L’entraîneur Benoit Albert ne s’y trompe pas. « Yacine est précieux pour le groupe », dit-il, en soulignant autant l’impact sur le terrain que les qualités humaines du joueur. « Des valeurs de travail et d’humilité qui sont essentielles. » Un double éloge qui résume bien le personnage : un ferrailleur pur et dur derrière un calme trompeur, un pitbull dont la rage se manifeste dans chaque duel.

Le détour australien qui l’a forgé

Avant de poser ses crampons à Pia, Ben Abdeslem avait un rêve : intégrer les Dragons Catalans. Une pré-saison de Super League plus tard, la réalité s’impose. Il ne fait pas partie des plans. Plutôt que de ruminer, il prend le large. Direction Toowoomba, à 130 kilomètres de Brisbane, en plein Queensland, pour évoluer sous les couleurs des Western Clydesdales en Queensland Cup.

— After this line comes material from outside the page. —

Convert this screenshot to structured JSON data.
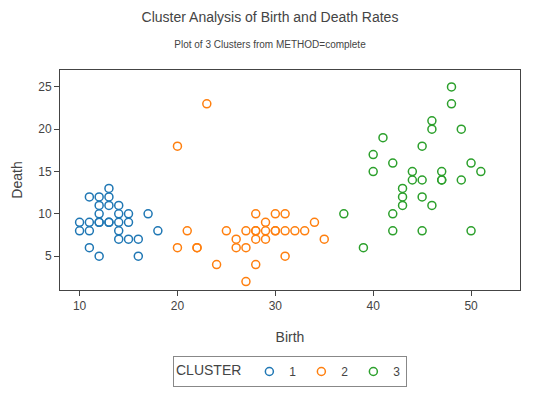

C’est Justin Murphy qui lui ouvre la porte, Pierre Vendôme prenant le relais pour finaliser l’aventure.

Neuf matchs dans les conditions australiennes, et une leçon de rugby absorbée à la vitesse de l’éclair. « Les gabarits sont différents, le jeu est beaucoup plus rapide. C’est au-dessus du Super XIII. J’ai été impressionné par la capacité d’enchaînement des joueurs qui ne sont pas professionnels », confie-t-il, convaincu que la compétition française aurait tout à gagner à s’inspirer de ce modèle. Un séjour formateur qui a visiblement huilé ses automatismes et renforcé sa lecture du jeu.

La demi-finale, premier grand rendez-vous

Dimanche, à 15h30, les Baroudeurs de Pia accueillent Limoux pour une demi-finale de Super XIII qui s’annonce âpre. En face, un pack solide et deux talonneurs qui dominent le championnat. Benoit Albert prévient sans détour : « Il devra faire face à un gros défi contre un pack très solide et deux talonneurs qui dominent le championnat. » Un avertissement qui ressemble aussi à un signe de confiance : on ne dit pas cela d’un joueur auquel on ne fait pas confiance.

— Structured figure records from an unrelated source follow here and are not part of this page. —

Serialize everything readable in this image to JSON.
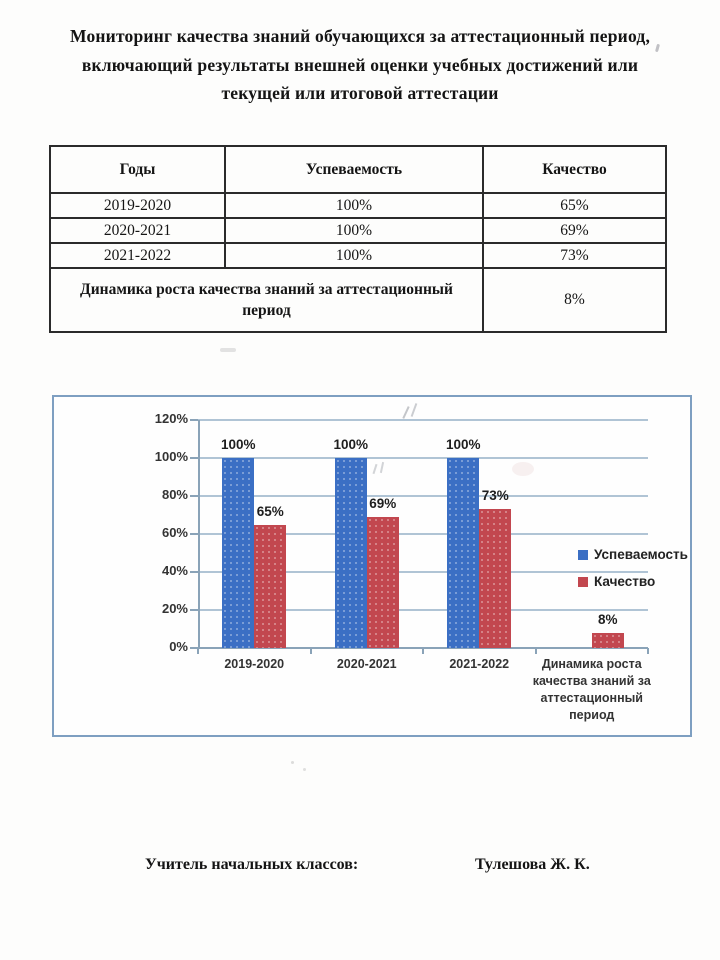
{
  "page": {
    "title_lines": [
      "Мониторинг качества знаний обучающихся за аттестационный период,",
      "включающий результаты внешней оценки учебных достижений или",
      "текущей или итоговой аттестации"
    ],
    "footer": {
      "label": "Учитель начальных классов:",
      "name": "Тулешова Ж. К."
    }
  },
  "table": {
    "headers": [
      "Годы",
      "Успеваемость",
      "Качество"
    ],
    "rows": [
      [
        "2019-2020",
        "100%",
        "65%"
      ],
      [
        "2020-2021",
        "100%",
        "69%"
      ],
      [
        "2021-2022",
        "100%",
        "73%"
      ]
    ],
    "summary_row": {
      "label": "Динамика роста качества знаний за аттестационный период",
      "value": "8%"
    }
  },
  "chart_data": {
    "type": "bar",
    "categories": [
      "2019-2020",
      "2020-2021",
      "2021-2022",
      "Динамика роста качества знаний за аттестационный период"
    ],
    "series": [
      {
        "name": "Успеваемость",
        "color": "#3b6fc4",
        "values": [
          100,
          100,
          100,
          null
        ]
      },
      {
        "name": "Качество",
        "color": "#c2474f",
        "values": [
          65,
          69,
          73,
          8
        ]
      }
    ],
    "title": "",
    "xlabel": "",
    "ylabel": "",
    "ylim": [
      0,
      120
    ],
    "y_ticks": [
      "0%",
      "20%",
      "40%",
      "60%",
      "80%",
      "100%",
      "120%"
    ],
    "grid": true,
    "legend_position": "right",
    "data_label_format": "percent"
  }
}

Pour Ben Abdeslem, ce choc arrive au meilleur moment de sa saison. Quelques jours plus tôt, il participait au rassemblement du XIII de France à Saleilles dans la perspective de la Coupe du monde en Australie prévue en octobre prochain. Après une tournée au Kenya avec les Bleus en décembre 2023, l’horizon international se dessine clairement. « Ce serait un privilège de porter les couleurs de mon pays. Certains se sont battus pour qu’on puisse jouer à XIII », glisse-t-il, avec la lucidité de quelqu’un qui mesure le chemin parcouru.

Mais avant la Coupe du monde, avant les rêves tricolores, il y a Limoux. Et une place en finale à aller chercher. Le pitbull a faim.